06 outubro 2006

secessão

o grande empresariado Paulista tem uma imagem extremamente peculiar de si próprio. sempre se considerou o portador da modernidade e exemplo de um Brasil que funciona e prescinde do Estado.

curiosa auto-definição para uma classe cuja origem não veio, como nos EUA, de camadas médias lutando pela independência do país, mas, ao contrário, nasceu dos antigos latifundiários e dos traficantes de escravos, contando com a proteção do Império e sempre agregada a sua contraparte internacional.

são os atuais descendentes dos “barões do café“, que produziam para exportar e não para abastecer o mercado interno, dependendo inteiramente do capital estrangeiro, tanto para a colocação internacional do produto quanto para a construção das ferrovias pelas quais escoava a produção.
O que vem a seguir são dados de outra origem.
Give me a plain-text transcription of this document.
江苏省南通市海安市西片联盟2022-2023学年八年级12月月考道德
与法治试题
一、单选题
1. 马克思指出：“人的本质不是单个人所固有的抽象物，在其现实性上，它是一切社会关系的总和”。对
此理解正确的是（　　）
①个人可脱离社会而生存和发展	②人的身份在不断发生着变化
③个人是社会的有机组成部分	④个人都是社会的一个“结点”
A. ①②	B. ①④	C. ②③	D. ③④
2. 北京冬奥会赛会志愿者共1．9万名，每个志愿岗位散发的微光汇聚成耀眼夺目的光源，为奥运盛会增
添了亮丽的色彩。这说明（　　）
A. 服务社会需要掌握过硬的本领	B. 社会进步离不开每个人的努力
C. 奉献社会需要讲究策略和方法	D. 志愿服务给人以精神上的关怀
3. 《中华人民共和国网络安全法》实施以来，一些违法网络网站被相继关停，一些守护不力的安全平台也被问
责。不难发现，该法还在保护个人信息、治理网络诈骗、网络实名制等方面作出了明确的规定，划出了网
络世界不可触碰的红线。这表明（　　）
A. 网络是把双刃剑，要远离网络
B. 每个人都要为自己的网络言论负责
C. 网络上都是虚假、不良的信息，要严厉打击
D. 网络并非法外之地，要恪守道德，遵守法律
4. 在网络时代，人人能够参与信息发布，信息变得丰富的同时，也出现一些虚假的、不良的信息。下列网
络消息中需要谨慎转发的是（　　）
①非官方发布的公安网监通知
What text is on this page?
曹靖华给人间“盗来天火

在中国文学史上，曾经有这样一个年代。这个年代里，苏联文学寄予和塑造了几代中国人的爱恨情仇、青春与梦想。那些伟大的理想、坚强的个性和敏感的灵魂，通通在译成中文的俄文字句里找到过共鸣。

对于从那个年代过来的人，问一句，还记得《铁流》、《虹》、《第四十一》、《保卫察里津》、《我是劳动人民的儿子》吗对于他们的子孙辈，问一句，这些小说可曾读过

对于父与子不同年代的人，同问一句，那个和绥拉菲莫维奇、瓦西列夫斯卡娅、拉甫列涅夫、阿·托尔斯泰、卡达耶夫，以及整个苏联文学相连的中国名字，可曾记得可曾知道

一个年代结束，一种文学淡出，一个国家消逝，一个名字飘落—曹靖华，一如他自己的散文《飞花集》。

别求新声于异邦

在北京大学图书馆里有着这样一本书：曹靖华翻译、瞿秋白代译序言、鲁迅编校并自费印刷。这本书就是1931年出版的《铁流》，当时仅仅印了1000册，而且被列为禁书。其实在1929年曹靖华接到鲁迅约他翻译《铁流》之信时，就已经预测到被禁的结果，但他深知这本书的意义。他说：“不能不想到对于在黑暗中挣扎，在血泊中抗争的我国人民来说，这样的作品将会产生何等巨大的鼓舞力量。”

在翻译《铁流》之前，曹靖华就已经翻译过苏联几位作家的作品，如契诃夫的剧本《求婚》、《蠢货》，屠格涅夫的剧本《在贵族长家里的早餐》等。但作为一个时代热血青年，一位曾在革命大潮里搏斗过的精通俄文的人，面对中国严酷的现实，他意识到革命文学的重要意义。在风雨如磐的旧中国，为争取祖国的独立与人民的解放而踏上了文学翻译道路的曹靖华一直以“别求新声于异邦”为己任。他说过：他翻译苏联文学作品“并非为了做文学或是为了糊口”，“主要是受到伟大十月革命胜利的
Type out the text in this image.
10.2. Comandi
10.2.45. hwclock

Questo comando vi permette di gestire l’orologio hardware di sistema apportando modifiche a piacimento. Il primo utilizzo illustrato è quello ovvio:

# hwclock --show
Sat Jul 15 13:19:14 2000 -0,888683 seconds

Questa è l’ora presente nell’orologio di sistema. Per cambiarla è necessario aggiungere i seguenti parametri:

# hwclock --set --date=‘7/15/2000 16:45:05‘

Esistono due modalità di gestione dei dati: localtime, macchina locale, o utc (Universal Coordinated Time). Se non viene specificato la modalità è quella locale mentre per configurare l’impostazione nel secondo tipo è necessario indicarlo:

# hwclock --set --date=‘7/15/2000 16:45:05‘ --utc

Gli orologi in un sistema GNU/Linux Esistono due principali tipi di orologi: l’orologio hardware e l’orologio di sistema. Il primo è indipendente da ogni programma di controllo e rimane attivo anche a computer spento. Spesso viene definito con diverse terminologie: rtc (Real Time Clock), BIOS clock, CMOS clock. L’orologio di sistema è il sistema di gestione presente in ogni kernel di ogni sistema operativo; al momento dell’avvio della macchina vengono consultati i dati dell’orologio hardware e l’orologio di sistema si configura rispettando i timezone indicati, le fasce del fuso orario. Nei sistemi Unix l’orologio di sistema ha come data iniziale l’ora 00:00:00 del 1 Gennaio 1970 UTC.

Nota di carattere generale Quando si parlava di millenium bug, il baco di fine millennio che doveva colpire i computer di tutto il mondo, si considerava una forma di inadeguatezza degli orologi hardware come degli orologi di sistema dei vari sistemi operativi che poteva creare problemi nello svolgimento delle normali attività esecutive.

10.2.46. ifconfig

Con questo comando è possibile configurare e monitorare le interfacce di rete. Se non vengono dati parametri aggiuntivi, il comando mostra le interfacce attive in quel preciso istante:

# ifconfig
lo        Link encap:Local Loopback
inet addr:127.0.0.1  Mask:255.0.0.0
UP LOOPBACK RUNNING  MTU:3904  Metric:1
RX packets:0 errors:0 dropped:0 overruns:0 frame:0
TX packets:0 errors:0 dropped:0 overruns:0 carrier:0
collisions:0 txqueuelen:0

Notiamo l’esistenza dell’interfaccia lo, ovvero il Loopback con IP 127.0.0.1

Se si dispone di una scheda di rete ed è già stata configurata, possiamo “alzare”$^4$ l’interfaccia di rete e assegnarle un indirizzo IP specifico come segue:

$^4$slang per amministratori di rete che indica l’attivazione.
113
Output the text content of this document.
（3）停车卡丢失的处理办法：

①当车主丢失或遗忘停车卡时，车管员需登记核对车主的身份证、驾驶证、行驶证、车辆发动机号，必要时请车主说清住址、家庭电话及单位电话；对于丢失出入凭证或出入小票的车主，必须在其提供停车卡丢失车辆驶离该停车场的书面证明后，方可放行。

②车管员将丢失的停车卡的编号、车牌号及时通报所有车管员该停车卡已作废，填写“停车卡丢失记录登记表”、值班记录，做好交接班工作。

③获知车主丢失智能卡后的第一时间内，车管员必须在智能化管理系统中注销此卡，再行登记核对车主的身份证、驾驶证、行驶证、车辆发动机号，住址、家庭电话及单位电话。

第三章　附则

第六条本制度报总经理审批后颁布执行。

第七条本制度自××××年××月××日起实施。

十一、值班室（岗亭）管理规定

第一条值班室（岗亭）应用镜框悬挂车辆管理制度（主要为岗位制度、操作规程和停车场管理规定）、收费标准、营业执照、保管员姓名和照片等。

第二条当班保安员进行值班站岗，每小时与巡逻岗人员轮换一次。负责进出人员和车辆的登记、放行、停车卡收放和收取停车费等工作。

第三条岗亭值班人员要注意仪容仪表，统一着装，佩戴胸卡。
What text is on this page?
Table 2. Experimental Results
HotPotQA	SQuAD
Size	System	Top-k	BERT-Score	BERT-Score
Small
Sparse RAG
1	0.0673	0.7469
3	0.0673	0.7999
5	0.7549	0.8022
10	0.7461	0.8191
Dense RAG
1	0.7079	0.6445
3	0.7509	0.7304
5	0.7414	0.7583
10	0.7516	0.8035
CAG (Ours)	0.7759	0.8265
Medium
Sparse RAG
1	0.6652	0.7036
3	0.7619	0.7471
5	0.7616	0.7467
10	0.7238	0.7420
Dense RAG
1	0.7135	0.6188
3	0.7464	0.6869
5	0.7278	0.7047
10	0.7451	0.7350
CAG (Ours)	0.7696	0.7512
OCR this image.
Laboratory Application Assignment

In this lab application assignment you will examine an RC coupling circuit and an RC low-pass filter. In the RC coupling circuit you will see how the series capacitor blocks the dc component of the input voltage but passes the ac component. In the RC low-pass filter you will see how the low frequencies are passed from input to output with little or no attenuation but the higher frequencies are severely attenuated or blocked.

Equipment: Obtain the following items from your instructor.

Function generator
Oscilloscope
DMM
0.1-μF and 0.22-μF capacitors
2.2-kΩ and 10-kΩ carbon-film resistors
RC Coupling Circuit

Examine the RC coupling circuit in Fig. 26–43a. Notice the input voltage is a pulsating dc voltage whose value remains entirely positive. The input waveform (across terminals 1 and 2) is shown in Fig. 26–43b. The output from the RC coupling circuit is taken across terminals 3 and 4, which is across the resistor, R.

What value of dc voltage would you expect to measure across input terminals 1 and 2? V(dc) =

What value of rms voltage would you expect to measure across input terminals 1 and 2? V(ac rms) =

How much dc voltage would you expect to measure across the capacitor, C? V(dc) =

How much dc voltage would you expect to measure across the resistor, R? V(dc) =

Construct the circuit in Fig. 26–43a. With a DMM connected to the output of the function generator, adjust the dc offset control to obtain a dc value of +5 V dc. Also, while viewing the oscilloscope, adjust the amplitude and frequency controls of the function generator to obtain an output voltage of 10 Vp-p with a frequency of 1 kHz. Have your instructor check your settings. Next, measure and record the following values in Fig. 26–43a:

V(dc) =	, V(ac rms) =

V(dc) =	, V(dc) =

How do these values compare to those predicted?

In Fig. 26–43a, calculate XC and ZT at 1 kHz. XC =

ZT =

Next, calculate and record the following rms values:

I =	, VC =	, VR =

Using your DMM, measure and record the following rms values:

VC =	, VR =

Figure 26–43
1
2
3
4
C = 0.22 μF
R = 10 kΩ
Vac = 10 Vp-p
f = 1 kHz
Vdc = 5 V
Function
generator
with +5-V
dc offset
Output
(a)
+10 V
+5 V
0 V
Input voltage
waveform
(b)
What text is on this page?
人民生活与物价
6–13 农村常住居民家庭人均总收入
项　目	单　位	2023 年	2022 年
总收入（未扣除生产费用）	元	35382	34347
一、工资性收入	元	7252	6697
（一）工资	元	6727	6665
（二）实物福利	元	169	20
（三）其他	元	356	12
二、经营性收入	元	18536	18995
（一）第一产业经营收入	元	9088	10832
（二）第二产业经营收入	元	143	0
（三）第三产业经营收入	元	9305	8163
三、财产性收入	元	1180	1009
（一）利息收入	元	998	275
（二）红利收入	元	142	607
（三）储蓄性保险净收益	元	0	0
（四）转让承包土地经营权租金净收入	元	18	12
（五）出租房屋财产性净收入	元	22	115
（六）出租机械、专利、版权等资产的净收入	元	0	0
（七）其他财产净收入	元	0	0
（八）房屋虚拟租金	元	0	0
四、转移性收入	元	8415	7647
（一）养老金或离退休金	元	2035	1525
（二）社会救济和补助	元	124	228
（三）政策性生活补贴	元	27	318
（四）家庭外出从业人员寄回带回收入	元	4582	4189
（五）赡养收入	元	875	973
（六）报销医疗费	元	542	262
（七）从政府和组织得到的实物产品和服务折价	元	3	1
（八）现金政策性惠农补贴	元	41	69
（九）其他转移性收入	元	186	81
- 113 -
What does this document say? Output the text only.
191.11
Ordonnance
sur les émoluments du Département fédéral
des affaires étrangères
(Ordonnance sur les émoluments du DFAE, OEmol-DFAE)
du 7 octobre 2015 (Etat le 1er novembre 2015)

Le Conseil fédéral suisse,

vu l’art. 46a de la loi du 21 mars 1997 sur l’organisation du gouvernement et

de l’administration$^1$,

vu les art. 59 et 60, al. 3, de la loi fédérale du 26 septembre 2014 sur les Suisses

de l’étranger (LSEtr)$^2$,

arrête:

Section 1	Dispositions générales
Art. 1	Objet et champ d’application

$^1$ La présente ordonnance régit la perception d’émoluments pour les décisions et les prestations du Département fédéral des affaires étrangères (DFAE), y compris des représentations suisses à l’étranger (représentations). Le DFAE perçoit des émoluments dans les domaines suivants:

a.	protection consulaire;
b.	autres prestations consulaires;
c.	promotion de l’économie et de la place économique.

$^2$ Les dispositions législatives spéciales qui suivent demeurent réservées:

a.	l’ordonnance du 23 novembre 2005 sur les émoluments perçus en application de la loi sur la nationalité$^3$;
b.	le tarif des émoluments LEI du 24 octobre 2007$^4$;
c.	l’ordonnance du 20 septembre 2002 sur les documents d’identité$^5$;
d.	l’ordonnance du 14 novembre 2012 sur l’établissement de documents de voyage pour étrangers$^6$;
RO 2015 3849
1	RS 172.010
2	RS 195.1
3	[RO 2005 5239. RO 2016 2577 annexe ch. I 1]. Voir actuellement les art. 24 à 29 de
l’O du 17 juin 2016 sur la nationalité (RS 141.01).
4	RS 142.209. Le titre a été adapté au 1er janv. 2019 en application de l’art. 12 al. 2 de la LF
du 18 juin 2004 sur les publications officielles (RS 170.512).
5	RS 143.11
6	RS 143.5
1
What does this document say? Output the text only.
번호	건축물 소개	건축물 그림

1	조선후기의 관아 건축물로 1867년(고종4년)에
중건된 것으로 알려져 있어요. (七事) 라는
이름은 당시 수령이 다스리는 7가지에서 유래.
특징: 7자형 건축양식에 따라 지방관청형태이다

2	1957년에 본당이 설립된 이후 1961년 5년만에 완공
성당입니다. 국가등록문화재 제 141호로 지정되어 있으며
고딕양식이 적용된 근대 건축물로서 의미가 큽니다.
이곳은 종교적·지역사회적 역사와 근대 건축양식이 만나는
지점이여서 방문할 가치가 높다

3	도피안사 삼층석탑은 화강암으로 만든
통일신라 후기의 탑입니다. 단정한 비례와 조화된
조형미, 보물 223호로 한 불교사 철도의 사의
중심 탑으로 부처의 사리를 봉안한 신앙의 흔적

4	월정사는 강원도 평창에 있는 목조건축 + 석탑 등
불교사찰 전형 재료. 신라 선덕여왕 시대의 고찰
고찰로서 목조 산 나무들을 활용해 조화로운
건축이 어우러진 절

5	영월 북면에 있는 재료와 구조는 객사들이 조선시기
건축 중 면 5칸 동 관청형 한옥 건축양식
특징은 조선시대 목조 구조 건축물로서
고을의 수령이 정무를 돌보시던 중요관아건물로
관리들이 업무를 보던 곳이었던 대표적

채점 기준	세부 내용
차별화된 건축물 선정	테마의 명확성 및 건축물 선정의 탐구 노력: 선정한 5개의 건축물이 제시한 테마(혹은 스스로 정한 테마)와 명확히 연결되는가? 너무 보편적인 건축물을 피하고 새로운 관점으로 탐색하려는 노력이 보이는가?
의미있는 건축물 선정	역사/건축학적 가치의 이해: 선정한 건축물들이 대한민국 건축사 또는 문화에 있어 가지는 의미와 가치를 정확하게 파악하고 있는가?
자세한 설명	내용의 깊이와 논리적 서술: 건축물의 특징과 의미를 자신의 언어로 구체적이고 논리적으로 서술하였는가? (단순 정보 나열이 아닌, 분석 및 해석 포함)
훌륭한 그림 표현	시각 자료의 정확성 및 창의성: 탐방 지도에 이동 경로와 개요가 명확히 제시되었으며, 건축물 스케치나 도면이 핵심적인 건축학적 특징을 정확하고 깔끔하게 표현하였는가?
é a brava gente que hoje prega um corajoso corte dos gastos públicos e defende uma redução generosa na carga tributária.

não se referem, é claro, a reduzir as despesas com os juros da dívida pública. já que, sem esforço, ganham nas aplicações em títulos federais, investimento sem risco garantido pelo Estado, uma rentabilidade maior do que conseguiriam em qualquer atividade produtiva.

como sempre, propõe corte na carne alheia.

as despesas com os serviços públicos que atendem a maior parte da população oscilaram, nos últimos dez anos, em torno de 17% do PIB, sem grande variação.

já a dívida pública segue acima de 50% do PIB, alimentada pela maior taxa real de juros do mundo. os gastos com os juros atingem 8% PIB, com cerca de 80% dos títulos concentrados em apenas 15 mil famílias.

tamanha transferência de riqueza é sustentada por uma carga tributária de 37% do PIB, dos quais apenas 33% são oriundos de receitas, enquanto 67% provêm das contribuições.

ou seja, tanto os rendimentos com os juros da dívida pública, quanto o sistema tributário, são altamente concentradores de renda, beneficiando as camadas mais ricas da população.

apesar disto, nossa brava gente vê, quando examinam o resultado do primeiro turno das eleições de 2006, ao Norte e Nordeste um Brasil vermelho, pobre e dependente do Estado, que seria sustentado pelos impostos arrecadados no Brasil rico do Sul e Centro-Oeste, colorido com o azul da economia de mercado.

FEBRABAN e FIESP ainda não se libertaram do modelo da Abolição da Escravatura. quem tem direito à indenização é o senhor, afinal foi expropriado de seus “meios de produção“, e não o escravo a quem negaram a condição humana.

não é que falte fé no povo para nossas classes dominantes, não têm fé em si mesmas. desconfiam de suas próprias palavras de ordem. divulgam chavões em vez de idéias. intimidadas pela crise do país, mas dela desfrutando. vulgares porque nunca foram originais e originais em sua vulgaridade. sem energia, em nenhum sentido, plagiaria em todos os sentidos.

não avançaram nem avançam para um projeto político alternativo para a sociedade nacional. jogam com as classes subalternas de modo tímido, pouco elaborado. temem a força política dessas classes, principalmente o risco de ter de compartilhar o poder. não construíram nem constroem um projeto de cunho hegemônico, porque não interpretam os interesses das outras classes e muito menos da sociedade como um todo. apenas defendem seus próprios interesses corporativos.

nestas eleições, apóiam um candidato com perfil similar ao que possuem, embora tudo façam para negar esta condição para si próprias. em vez de progressista, Alckmin é católico conservador; em vez de cidadão cosmopolita, ostenta com orgulho a marca do interiorano; em vez de sociólogo ou economista, é um gerente pós-ideológico.